Northrop Grumman’s 12-meter (40 foot) reflector, designed by Astro-Aerospace (right), was successfully deployed aboard Boeing’s Thuraya spacecraft and Japan’s new MBSat (above) for cellular video delivery. Harris recently completed an extremely large, space-based radar antenna designed to address tactical tracking of moving targets on the ground.

DARPA’s Innovated Space-Based Radar Antenna Technology (ISAT) is developing huge antenna concepts. SBR’s will need advanced solar and nuclear power systems, however.

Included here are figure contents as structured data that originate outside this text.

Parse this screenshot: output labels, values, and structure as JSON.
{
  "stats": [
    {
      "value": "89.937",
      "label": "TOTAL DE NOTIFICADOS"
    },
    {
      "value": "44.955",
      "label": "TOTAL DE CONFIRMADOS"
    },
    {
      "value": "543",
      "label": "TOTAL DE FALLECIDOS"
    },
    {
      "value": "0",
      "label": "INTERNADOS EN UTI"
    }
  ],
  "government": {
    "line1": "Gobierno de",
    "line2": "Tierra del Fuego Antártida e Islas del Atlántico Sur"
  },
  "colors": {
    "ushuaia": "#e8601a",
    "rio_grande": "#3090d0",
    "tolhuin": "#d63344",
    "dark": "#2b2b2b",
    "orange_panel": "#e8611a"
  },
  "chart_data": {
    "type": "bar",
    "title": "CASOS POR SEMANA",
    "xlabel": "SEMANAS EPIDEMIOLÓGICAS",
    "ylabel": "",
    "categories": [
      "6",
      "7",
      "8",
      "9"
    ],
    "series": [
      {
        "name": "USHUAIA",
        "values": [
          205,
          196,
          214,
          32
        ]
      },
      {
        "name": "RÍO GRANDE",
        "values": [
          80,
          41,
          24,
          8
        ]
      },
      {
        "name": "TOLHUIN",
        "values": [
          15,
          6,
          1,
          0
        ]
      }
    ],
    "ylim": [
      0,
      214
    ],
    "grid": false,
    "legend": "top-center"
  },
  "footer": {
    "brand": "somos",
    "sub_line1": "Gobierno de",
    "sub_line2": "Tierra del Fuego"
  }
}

According to DARPA, JSTARS, the troop and vehicle tracking system used aboard E-8C aircraft, uses a 7 m long antenna. To maintain the same resolution as JSTARS, an antenna would need to be 57 m long at Low Earth Orbit. “At Medium Earth Orbit (MEO), say 10,000 km (6214 miles), the length increases to approximately 320 m (1000 feet)“.

The Arecibo Radio Telescope, the largest curved focusing antenna on the planet, is 305 Meters.


DARPA has designated the Air Force Research Laboratory Space Vehicles Directorate (AFRL/VS) to execute the ISAT Demonstration System, located at Kirtland AFB, New Mexico. Kirtland is also home of the mysterious “ebomb“, the High Powered Microwave (HPM) weapon often rumored but never seen.

The ebomb can reportedly deliver a massive pulse that’s (briefly) comparable to the output of Hoover Dam, about two billion watts, disabling most electronics.

Dr. Good, the recently retired director of the Air Force Research Laboratory’s Directed Energy Directorate, utilizes one of the largest telescopes in the world, combining electro-optical satellite tracking with a research and development facility for the Directed Energy Directorate.